Take, again, the case of an invalid, who is for a long period shut out by illness or weakness from all ordinary activities. There are many such to whom pain and physical endurance are less trying than the feeling of being excluded from use and service, and having their moral life stunted or disordered by this stoppage of the natural play of the faculties. There are kinds of illness, especially those of the nervous system, which seem to invade the seat of the will and soul itself, to irritate the temper and sap the resolve and foster a self-centring egotism, by a power that is literally irresistible. Before such experiences as this one thought rises: it is part of mankind's business to lessen, and so far as possible to extirpate, these maladies. The individual sufferer must meet as best he can the conditions thrust upon him, but to prevent such conditions from arising is the lesson for the rest of us. We are only beginning to appreciate how largely the salvation of mankind must be worked out through physical means. The pestilences, the transmitted diseases, the insanities, the nervous disorders, bred of violated law,--all these and the like curses, which not merely destroy human life but degrade it, are to be fought and extirpated. We must secure for soul-life some fair room and chance as against these pests and tyrants. Here lies the noblest work of science; here, in prevention rather than in cure, lies the best field of that unsurpassed profession, the physician's. And, too, in this preventive work each man must learn to be his own physician, and minister to himself.
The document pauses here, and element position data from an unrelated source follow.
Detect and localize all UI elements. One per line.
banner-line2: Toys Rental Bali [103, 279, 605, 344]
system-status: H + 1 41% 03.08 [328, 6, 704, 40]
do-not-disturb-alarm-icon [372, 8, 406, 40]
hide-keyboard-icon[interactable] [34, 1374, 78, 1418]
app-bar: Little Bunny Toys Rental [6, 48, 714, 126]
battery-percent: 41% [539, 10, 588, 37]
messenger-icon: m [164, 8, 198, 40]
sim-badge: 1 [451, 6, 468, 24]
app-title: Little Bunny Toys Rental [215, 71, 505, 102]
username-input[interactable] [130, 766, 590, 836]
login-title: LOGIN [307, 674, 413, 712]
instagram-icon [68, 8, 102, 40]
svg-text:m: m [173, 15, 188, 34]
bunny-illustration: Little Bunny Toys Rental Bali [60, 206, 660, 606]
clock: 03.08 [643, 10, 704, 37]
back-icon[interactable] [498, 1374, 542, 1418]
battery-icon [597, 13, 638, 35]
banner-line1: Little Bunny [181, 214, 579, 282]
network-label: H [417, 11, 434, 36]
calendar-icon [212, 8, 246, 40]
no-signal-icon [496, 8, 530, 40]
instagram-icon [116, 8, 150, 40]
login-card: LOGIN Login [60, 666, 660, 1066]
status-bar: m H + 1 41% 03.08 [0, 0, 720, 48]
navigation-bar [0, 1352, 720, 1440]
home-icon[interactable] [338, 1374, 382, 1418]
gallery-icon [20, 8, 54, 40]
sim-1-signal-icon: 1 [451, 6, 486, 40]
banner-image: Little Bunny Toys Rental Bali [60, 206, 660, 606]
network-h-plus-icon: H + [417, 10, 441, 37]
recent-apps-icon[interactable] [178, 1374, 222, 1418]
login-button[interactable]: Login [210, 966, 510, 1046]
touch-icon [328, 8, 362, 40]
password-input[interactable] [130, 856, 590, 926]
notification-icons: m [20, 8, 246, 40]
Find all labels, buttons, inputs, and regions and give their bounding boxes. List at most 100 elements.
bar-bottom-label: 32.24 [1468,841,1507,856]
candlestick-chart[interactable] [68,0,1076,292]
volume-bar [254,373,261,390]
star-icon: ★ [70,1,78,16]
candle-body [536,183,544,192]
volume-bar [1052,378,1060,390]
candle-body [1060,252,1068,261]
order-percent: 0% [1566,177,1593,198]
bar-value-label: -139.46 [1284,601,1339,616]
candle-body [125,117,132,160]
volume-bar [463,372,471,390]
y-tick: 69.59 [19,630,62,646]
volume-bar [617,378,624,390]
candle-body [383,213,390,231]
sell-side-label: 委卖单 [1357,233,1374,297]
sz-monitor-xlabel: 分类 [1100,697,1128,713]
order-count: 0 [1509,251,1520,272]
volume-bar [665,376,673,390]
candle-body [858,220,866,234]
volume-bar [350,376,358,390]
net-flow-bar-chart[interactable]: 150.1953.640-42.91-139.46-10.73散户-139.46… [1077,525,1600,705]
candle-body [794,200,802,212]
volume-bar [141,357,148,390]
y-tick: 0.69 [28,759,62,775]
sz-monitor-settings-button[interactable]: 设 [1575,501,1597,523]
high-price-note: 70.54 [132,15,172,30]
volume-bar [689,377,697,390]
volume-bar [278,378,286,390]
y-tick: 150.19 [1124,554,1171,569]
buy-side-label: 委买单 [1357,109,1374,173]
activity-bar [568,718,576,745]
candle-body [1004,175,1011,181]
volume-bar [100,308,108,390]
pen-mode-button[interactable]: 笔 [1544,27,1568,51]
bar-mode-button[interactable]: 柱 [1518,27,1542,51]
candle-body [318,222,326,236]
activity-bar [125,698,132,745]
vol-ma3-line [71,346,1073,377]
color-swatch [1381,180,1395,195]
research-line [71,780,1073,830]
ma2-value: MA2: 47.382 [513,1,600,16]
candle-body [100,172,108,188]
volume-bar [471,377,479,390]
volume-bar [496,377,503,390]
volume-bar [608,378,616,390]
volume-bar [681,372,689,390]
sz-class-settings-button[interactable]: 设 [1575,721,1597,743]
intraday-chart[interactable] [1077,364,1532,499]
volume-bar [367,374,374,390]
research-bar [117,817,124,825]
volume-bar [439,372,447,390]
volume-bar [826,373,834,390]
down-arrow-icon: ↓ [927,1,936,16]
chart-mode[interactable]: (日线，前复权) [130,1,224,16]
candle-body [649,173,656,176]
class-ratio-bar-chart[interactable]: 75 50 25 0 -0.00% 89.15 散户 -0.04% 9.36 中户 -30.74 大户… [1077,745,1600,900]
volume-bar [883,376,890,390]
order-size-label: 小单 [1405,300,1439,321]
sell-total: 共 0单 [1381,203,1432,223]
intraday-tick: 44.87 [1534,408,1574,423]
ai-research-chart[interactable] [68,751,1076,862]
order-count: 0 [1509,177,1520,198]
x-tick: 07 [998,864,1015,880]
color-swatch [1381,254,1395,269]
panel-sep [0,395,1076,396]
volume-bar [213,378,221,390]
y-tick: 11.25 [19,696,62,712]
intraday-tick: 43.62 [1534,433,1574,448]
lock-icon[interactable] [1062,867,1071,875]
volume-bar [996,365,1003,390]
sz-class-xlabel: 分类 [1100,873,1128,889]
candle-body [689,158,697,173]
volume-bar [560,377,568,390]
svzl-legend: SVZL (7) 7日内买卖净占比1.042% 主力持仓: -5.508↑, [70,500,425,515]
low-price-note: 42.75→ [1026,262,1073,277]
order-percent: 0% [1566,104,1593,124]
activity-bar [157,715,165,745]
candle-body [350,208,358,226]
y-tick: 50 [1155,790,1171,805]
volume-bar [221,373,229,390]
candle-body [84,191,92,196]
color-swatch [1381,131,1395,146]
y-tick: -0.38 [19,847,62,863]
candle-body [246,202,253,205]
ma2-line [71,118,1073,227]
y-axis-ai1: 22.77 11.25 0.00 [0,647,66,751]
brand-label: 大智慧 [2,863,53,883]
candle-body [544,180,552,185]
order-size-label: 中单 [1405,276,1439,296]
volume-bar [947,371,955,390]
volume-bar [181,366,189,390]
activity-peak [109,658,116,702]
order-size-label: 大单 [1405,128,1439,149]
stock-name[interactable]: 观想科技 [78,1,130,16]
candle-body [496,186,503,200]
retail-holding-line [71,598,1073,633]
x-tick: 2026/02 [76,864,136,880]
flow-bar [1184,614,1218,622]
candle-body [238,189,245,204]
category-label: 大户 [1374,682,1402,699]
But what, meantime, is our disabled and secluded invalid to do? He is like a man set to fight a battle with one arm tied behind him. Others may pity, but for him his disablement must be a motive to greater exertion; he must supply by courage and skill the place of the lacking strength. It is what man can do under limitations and disabilities that shows his high-water mark of achievement. Any one can be cheerful in perfect health, but to be cheerful under weakness and pain,--_that_ is worth trying for! To be considerate and unselfish, when one is at ease and has all he wants, does not cost much; but to take thought for others and to spare them, and to be sympathetic with their joys and troubles, when pain forces you to be self-conscious, and long endurance tempts you to become self-centred,--well, if you can do that, you are good for something. If you can do that, have no fear that you are useless. Such fruit is rare enough to be precious. The lessons taught from many a sick-bed of bravery and gentleness and love,--we get no other teaching so good as that. There is many a family where it is the one who can do the least who does the most,--where it is the invalid's room from which goes out the strongest influence of patience and sweet courage and that divine quality which transforms trouble.